Ida comes home from her latest medical consultation, after a grueling course of surgery and chemotherapy for breast cancer, to find her husband Leif (Kim Bodnia), having his way with a much younger work colleague on the family’s sofa. Ida and Lief were about to set off for their daughter’s wedding in Sorrento but her husband dumps her and Ida finds herself traveling alone.

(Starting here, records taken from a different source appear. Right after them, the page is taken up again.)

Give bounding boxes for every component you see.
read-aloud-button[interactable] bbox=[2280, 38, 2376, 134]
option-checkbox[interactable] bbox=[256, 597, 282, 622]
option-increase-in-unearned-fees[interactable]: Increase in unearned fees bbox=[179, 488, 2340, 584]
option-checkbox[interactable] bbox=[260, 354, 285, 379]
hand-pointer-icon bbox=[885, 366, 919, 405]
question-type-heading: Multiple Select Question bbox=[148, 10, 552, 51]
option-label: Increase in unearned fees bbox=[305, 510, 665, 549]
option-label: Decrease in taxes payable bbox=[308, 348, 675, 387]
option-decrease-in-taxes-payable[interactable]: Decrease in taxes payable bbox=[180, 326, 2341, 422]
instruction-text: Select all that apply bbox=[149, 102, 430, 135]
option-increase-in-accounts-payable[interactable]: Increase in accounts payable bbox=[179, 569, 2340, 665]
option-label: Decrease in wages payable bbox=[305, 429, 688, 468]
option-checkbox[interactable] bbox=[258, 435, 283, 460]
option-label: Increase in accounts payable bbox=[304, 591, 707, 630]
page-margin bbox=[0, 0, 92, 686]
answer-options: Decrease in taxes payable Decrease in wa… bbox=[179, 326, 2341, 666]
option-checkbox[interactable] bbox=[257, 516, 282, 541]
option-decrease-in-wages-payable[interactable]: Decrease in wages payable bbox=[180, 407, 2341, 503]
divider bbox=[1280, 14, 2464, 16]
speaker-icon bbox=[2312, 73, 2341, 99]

In a state of agitation, she backs her car at the airport into the swish vehicle of an irascible (but ultimately vulnerable) businessman, Philip (played with feeling by Pierce Brosnan). Philip turns out to be the father of the young man that Ida’s daughter is about to marry. In the tradition of old-style romantic comedy, Ida and Philip take an instant dislike to each other but are now forced to endure each other’s company in view of the fact that they will both be staying at Philip’s Sorrento villa, which has been empty since the death of his wife, and where the wedding festivities are to take place.

To open the action of the film with Ida in consultation with her oncologist and a series of very funny gags sparked off by this painful situation took some daring. But Ms. Bier and Anders Thomas Jensen, her scriptwriter, have clearly enjoyed working within a conventional format, while wittily and poignantly subverting expectations, to create a real gem of bittersweet comedy.